Jeśli mierzyć miarą słońca, to koncert Kamila Bednarka i całej jego ekipy jest najbardziej słonecznym koncertem w całej historii Przystanku Woodstock. Zespół otwierający każdorazowo Przystanek dostaje w prezencie moc publiczności, ich niesamowity głód muzyki, ich nieprawdopodobną witalność i całe pogodne woodstockowe niebo. Jego zadaniem jest zbudowanie pięknego koncertu na dzień dobry. Zazwyczaj wszyscy dają sobie z tym świetnie radę.

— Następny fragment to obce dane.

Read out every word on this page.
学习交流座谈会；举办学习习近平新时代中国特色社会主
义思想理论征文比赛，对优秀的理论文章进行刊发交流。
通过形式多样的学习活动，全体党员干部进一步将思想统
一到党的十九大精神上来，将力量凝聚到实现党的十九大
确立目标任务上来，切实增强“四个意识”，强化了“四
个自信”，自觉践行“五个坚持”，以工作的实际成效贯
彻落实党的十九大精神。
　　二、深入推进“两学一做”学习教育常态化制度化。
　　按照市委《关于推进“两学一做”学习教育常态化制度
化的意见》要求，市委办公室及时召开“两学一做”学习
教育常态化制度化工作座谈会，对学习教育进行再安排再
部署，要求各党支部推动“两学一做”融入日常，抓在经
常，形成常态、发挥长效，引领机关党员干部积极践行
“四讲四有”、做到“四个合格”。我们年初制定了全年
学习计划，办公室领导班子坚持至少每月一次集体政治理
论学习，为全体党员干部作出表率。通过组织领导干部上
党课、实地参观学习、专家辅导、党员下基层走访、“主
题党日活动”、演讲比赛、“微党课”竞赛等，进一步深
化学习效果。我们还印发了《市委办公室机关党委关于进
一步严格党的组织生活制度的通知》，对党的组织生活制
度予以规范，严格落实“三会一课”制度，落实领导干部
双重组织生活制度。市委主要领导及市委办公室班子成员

Kamil miał trudne zadanie - musiał przekonać tych, którzy na internetowych blogach i forach wątpili w jego możliwości sceniczne. Już w pierwszych minutach swojego koncertu rozwiał jednak wszelkie wątpliwości. Czy to programy telewizyjne, czy to festiwalowa scena, Kamil jest taki sam: żywiołowy, swobodny, naturalnie uśmiechnięty, tak jakby nie śpiewał na scenie, ale skakał i tańczył wśród publiczności pod nią. Jest dotykalny - niemal czuje się jego bycie tuż obok nas, bez względu na to, gdzie stoimy i odbieramy jego koncert.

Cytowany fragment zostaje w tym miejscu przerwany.